Okay, we have: A = (H/2)(b1+ b2) Multiply both sides by 2/H: 2A/H = b1 + b2 Subtract b2 from both sides: 2A/H - b2 = b1

@MarkFL Word problem woes The length of the rectangle is 9ft less than twice the width of the rectangle. The peimeter of the rectangle is 54 ft. Find the width and the length

@MarkFL Hey Mark quick question. In 3x^3-5x^2=0 I know we factor out the x^2 so it's x^2(3x-5)=0 But what do we do with the x^2? The rest is easy, just when I checked it magically disappears haha.

You want to set each factor equal to zero and solve for x, to get all of the solutions...so solve these equations: x^2 = 0 3x - 5 = 0 What do you get?

Yes, the "zero factor property" states that if the product of two or more factors is zero, then at least one of the factors must be zero. So, if we can find the values of x that make each factor zero, we find all of the values of x that make the original product equal to zero.

Interesting, I guess my brain is trying to get over the "It's attached to the bracket" so treat it as part of the factor. Then I checked the next question as 2x^3-8x, pulled out 2x(x^2-4)=0 , 2x=0, x=0/2=0, x=0, (x+2)(x-2)=0 x=-2,2. Seems like the right steps?

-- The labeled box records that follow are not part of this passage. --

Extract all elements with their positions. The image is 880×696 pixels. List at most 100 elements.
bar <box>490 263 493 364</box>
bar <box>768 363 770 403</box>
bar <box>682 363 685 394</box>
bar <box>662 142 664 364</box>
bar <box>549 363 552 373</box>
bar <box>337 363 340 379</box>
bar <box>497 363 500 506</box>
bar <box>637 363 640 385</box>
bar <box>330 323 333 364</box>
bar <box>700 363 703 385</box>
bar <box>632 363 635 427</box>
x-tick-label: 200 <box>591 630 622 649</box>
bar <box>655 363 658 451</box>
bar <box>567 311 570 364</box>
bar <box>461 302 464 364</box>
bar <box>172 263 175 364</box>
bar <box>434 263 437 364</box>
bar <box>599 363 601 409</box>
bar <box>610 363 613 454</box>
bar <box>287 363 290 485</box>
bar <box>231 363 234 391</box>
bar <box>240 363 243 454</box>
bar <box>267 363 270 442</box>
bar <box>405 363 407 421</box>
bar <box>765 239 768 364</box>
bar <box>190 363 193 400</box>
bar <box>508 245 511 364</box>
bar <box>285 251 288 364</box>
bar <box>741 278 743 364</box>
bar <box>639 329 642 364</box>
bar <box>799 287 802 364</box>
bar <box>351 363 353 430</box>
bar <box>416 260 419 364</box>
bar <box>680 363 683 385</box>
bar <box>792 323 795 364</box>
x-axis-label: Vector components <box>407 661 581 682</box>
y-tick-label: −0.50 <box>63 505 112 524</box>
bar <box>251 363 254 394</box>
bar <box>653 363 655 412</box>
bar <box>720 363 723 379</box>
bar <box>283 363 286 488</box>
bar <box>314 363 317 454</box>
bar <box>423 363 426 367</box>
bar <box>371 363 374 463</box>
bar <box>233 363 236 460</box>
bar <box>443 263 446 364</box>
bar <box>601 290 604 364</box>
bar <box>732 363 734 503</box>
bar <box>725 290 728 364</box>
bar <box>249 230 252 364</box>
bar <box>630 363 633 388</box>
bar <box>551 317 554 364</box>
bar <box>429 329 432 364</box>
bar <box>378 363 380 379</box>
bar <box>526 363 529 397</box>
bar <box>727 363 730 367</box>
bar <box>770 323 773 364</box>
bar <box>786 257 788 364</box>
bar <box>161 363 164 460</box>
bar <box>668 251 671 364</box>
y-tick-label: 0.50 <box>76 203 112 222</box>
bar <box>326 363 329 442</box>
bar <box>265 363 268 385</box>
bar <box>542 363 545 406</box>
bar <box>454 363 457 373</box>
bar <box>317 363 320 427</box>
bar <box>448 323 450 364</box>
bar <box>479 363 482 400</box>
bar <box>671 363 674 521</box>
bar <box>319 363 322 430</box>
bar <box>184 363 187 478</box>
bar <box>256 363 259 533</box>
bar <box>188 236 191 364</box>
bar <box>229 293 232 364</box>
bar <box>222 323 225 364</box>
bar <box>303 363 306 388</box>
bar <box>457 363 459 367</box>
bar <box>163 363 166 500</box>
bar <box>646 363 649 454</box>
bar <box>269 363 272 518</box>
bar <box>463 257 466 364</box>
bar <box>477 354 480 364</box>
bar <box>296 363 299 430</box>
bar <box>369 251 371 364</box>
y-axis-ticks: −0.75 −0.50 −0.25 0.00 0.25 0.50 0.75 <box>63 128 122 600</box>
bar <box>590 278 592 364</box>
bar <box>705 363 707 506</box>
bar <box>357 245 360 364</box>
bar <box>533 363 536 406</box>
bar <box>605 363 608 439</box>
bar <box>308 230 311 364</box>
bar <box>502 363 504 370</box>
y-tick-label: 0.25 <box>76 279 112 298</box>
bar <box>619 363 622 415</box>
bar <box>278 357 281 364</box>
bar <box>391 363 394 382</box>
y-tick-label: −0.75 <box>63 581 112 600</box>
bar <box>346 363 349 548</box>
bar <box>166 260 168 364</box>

You rocked it, bro! Just a note: when you have gotten to: 2x(x^2 - 4)=0 Continue factoring: 2x(x+2)(x - 2) = 0 Now, at this point you can consider 2 and x to be separate factors...and setting 2 = 0 isn't going to yield anything (because it can never be true), so you can just set: x = 0 x + 2 = 0 x - 2 = 0 Solving these gives you, as you also found: x = -2, 0, 2

Sometimes you may get factors that can't be further factored into linear factors (factors of the form ax + b). So, you then use other methods for determining the roots of those factors, such as the quadratic formula if the factor is quadratic.

There are also cubic and quartic formulas, but they are extremely cumbersome. For those that don't factor or have rational roots, I will use the Newton-Raphson method from differential calculus to determine approximations for the roots.